We wanted to build an inclusive solution that could enable the vast majority of the population in the region to link their accounts to financial apps. This meant that our priority was including the largest possible number of institutions into our platform so that, no matter where users’ financial data is stored, companies can access it safely through Belvo.

This was one of the main challenges our product team had to face to grow and integrate quickly. To solve it, we built a very strong local operations team focusing on understanding the requirements for those institutions’ accesses ahead of the development stage. This team is constantly improving this process for future integrations and building comprehensive guides on how to build the connections, ensuring consistency.

Another challenge was to handle all the potential scenarios that users can face when connecting their accounts to such a wide variety of institutions in Latin America. Our mission at Belvo is to make it as easy and secure as possible for users to connect their bank accounts to fintech applications in every possible scenario. Providing a smooth connection experience, given all the possible login requirements for each bank, was challenging.

This is something we completely baked into our Connect Widget, a plug-and-play connection tool for companies that provides an optimized login experience for users, which is fully customizable for each client and covers all the possible use cases they can require.

Lastly, we can mention the challenge of bringing simple, unified, and consistent data to our developers, given that we retrieve data from very heterogeneous sources. This is something critical for us as we want to make it as easy as possible for developers to innovate and extract value out of Belvo.

Carugati: How does Belvo’s API enable innovation in Latin America’s fintech ecosystem?

Viguera: The fintech ecosystem is exploding in Latin America, but there’s still a substantial lack of the necessary infrastructures for financial data to securely flow between users, traditional financial institutions, and new technology-based companies, such as neobanks or digital wallets.

We want to change this by becoming the standard infrastructure that connects all these players together so that innovative financial companies can access and interpret financial data from their users to create more modern, accessible, and inclusive products.

Leading innovators in Latin America are already building next-generation financial services thanks to Belvo by connecting their apps to their users’ bank accounts in a fast, efficient, stable, and developer-friendly way.

Our products help these companies use financial data to build new products and improve decision-making.

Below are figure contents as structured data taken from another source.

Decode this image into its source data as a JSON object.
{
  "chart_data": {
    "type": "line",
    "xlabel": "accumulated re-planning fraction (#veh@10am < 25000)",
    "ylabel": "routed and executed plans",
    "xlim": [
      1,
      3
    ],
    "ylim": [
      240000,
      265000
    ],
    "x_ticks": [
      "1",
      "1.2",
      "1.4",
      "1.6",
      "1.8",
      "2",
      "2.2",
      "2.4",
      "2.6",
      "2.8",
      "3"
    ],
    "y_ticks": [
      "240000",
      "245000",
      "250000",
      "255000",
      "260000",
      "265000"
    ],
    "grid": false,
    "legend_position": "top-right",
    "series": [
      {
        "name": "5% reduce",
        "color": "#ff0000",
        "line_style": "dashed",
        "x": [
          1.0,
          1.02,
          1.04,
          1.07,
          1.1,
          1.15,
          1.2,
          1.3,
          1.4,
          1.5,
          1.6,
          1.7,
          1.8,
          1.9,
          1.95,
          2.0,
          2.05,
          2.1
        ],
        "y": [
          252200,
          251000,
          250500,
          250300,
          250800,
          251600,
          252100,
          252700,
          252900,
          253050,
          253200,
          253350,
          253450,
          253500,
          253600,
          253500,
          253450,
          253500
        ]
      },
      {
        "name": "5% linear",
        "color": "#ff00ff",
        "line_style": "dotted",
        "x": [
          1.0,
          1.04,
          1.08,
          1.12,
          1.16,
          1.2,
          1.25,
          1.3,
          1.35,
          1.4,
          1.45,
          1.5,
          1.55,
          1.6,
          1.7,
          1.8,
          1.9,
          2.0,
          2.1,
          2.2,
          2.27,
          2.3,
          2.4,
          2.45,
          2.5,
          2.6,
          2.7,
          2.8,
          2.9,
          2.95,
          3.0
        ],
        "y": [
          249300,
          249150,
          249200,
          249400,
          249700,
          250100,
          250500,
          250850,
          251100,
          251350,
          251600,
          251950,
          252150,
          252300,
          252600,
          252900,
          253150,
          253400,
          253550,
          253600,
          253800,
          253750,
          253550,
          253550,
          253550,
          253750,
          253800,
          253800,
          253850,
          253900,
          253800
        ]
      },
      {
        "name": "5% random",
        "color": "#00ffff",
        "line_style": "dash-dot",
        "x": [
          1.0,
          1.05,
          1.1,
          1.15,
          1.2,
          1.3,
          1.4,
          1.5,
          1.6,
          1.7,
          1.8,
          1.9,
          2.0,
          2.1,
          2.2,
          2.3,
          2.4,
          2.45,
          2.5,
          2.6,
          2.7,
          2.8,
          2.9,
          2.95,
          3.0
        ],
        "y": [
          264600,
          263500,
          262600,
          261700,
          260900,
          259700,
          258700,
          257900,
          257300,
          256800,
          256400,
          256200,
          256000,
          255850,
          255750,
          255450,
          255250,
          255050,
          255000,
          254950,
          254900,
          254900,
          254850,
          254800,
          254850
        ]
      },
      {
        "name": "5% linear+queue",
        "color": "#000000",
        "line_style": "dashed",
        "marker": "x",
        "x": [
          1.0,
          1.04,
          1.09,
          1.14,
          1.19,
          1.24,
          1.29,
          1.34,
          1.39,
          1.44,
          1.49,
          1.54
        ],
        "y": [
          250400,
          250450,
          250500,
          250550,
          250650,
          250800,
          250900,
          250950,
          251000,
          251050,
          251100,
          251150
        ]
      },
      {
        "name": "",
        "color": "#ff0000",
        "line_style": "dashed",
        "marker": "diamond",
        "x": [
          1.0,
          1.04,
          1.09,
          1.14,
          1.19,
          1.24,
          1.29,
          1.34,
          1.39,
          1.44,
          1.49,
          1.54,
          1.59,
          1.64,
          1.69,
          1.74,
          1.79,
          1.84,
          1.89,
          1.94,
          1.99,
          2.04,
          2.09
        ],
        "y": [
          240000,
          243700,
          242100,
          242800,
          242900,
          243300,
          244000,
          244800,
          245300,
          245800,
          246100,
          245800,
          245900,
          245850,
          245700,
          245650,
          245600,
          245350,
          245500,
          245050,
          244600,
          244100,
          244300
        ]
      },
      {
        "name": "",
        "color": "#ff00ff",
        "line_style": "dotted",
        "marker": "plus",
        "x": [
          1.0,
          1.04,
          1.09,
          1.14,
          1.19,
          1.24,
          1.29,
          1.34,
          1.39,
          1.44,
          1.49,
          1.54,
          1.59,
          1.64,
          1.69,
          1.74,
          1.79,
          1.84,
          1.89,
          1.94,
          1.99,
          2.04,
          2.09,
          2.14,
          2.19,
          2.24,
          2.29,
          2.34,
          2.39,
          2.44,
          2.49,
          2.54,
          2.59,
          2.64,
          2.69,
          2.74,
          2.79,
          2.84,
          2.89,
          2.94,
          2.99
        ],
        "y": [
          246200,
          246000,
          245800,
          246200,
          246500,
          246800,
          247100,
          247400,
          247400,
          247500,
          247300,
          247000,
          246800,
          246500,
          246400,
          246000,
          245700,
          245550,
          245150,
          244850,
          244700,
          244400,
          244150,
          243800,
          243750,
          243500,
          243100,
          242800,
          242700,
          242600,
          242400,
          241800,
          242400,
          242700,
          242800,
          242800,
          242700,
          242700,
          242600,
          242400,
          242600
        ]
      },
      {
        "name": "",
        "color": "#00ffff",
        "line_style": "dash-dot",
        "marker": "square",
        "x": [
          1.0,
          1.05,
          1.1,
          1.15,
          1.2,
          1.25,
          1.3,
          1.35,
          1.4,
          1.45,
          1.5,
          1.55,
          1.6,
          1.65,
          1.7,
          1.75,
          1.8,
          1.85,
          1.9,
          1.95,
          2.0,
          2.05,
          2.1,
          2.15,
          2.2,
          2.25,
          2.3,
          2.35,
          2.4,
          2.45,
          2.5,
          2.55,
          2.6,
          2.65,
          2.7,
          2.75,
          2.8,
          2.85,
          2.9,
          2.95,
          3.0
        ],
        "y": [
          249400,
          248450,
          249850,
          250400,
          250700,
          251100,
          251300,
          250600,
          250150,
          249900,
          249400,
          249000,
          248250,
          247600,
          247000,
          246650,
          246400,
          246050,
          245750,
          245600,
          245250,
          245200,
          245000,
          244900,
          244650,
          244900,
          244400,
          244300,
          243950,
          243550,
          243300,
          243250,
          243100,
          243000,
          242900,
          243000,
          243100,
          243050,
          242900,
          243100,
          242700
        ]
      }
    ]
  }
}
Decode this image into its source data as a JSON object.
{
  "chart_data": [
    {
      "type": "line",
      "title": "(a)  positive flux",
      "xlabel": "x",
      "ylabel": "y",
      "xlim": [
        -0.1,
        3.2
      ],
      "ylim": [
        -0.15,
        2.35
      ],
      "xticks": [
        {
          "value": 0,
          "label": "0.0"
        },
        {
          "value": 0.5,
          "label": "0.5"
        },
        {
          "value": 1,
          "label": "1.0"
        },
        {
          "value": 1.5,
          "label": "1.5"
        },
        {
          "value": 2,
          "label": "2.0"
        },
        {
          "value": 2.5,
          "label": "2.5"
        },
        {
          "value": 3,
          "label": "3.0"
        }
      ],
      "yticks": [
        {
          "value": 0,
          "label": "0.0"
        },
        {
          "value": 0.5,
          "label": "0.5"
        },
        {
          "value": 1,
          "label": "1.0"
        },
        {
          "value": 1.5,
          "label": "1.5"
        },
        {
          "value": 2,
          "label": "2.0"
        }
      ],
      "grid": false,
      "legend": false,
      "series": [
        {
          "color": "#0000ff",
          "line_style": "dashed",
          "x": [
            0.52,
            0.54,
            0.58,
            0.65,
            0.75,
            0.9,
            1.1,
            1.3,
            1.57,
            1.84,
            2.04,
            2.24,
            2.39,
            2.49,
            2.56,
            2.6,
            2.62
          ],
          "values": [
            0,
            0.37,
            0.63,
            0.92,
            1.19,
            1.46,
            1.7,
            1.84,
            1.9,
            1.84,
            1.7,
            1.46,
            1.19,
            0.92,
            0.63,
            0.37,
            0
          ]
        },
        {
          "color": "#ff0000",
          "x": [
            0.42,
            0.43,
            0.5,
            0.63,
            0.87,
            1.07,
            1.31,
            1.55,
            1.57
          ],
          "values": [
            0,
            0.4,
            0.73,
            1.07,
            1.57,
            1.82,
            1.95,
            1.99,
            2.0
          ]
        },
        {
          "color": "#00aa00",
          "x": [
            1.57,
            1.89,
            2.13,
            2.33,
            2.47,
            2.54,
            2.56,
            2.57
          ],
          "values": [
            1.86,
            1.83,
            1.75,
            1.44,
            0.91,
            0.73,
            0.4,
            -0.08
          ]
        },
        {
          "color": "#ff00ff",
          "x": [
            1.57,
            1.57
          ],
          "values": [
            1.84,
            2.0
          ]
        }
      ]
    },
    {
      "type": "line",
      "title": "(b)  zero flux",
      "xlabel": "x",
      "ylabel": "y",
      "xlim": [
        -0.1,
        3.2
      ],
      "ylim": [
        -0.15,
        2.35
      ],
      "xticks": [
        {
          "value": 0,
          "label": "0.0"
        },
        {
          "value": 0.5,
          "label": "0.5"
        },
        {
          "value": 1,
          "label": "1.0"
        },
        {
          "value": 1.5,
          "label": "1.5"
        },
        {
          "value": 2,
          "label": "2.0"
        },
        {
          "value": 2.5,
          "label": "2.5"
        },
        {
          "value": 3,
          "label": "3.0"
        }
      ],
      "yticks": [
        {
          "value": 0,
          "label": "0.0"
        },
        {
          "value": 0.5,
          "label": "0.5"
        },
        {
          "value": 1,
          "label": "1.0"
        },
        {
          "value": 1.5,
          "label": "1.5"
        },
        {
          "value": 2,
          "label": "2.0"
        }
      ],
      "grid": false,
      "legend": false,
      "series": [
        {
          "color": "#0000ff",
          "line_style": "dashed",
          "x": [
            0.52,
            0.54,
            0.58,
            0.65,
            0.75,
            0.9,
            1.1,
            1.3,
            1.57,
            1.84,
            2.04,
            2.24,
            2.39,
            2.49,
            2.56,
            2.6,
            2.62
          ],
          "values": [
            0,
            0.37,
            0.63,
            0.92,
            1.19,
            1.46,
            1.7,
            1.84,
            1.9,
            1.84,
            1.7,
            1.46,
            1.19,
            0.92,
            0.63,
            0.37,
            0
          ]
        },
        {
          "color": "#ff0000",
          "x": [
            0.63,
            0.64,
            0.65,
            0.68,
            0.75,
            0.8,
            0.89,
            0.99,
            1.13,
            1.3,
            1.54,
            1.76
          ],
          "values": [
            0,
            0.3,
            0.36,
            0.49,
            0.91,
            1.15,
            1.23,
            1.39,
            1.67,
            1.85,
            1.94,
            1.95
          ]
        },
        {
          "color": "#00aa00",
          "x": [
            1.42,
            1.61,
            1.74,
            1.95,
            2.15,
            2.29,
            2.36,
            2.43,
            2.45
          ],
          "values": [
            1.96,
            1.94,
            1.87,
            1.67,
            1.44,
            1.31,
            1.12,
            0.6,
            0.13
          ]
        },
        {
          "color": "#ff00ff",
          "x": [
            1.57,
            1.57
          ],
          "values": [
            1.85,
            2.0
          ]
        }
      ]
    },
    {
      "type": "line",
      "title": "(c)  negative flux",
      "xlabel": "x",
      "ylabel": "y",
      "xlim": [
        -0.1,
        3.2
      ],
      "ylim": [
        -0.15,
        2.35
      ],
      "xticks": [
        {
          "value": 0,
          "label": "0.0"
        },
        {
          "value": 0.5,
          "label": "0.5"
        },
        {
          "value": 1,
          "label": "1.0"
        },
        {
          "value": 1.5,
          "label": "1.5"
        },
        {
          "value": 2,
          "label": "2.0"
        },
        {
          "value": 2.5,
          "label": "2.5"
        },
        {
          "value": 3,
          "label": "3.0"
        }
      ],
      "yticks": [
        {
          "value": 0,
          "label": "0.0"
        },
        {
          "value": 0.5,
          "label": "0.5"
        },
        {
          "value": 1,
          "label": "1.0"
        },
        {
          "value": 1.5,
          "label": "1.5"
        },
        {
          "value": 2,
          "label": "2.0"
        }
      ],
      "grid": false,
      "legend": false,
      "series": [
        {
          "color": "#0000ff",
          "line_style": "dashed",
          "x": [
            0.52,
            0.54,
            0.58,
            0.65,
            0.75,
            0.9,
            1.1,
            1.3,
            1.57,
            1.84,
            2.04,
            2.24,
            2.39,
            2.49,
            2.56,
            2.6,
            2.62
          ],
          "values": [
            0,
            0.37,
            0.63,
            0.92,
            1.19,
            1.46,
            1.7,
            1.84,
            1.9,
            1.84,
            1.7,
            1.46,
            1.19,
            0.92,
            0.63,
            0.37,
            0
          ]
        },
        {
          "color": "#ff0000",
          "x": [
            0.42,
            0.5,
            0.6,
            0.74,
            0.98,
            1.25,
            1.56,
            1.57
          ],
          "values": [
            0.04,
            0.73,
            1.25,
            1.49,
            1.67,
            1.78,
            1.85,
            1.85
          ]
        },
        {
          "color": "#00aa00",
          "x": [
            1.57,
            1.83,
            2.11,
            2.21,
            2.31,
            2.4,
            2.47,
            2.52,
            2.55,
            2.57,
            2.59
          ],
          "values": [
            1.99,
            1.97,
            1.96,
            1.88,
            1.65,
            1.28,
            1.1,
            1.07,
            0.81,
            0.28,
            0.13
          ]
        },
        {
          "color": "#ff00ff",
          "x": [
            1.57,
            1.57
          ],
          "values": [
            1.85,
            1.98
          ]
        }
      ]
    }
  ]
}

Some of the most common use cases are: personal finance, where companies use our APIs to connect to access all their user’s bank accounts in one place so that they can provide better spending analytics and proactive recommendations; challenger banks and wallets that build an in-house personal finance manager for their users and instantly authenticate and validate the owner of any account to streamline their KYC processes; credit companies that are building innovative and secure experiences for borrowers while reducing their fraud risk and improving their scoring; and accounting and ERP companies that use our API to directly access their clients’ banking or fiscal data to reduce manual errors and costs via automated accounting.